My laughter was therapeutic. It felt so good to seize that little bit of control after what I had been through. This rescinding thing was just what I needed at that moment. It was empowering to be able to control my two vampires. Yes, they WERE mine. Wasn't my life bound to theirs now? Their blood ran through me. Their dead hearts were so close to my own. But just getting those two vampires out of my living room, at least for a little while, made me think I could have the strength to rebound from the events of a week ago. Terrible events. I'd been staked, nearly drained, nearly raped, and beaten to within an inch of my life. I was tired of them hovering over me. If I made them go away, maybe I could live out the rest of my life without being beaten up.
Even so, I knew that my life was now inextricably bound to them. I feared it. I fought it. But I think deep down inside, somehow, I wanted it.
There were very few times I allowed myself to think about my new reality. I needed quiet time to do that, and with the pace of my life, I usually didn't have a lot of it. But after being beaten by the weres, I spent a lot of time in bed recovering and, although I finally had the quiet, I realized that I was shielding myself. Much like I raise my shields to block unwelcome voices, I realized I was shielding myself from my own inner thoughts. What was I so afraid of? I didn't know – because I wouldn't allow myself to know.
One morning about a week after the were incident, I woke up feeling for the first time since it had happened like I just might recover and feel like my old Sookie self again. As I laid there in bed I had a thought. You know how sometimes your thoughts have a certain clarity in the wee hours of the morning, or very late at night? Like - sometimes when you're trying to work through a problem, the solution will come to you during these times like a bolt out of the blue.
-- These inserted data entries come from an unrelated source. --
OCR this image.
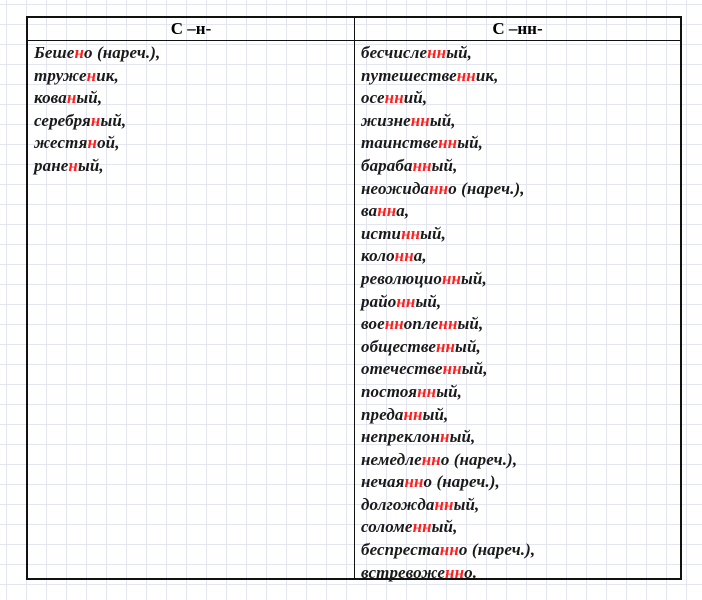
С –н-	С –нн-
Бешено (нареч.),
труженик,
кованый,
серебряный,
жестяной,
раненый,
бесчисленный,
путешественник,
осенний,
жизненный,
таинственный,
барабанный,
неожиданно (нареч.),
ванна,
истинный,
колонна,
революционный,
районный,
военнопленный,
общественный,
отечественный,
постоянный,
преданный,
непреклонный,
немедленно (нареч.),
нечаянно (нареч.),
долгожданный,
соломенный,
беспрестанно (нареч.),
встревоженно.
Anyway, I laid there and realized that I'd had this nagging feeling that there was some unfinished business I needed to take care of. Something, some things, were missing and I had to find them.
I pulled on some grey sweats, a Fangtasia t-shirt and some flip flops and headed out the front door. I stood on the porch, thinking. Remembering. I remembered it as if it were a dream – the were had said, "I shot him twice, but he's in the woods. He got away." I flashed to the sight of Eric charging through my door, covered in blood – his chest, his right leg. I started walking toward Bill's.
I knew what I was looking for, and even though it was like a needle in a haystack, I knew I would find it. Them.
One was on the porch step. One was on the gravel path near the gate to the cemetery. The sun helped me.
I walked back to the house, up the porch steps, through the living room, into Gran's/my bedroom. I opened my nightstand drawer and pulled out the small red velvet heart-shaped box.
I dropped the two silver bullets into it. They joined the first one - the one from Dallas.
That's all I could do, for now. I know that inner voice was speaking to me. But I wasn't ready to listen.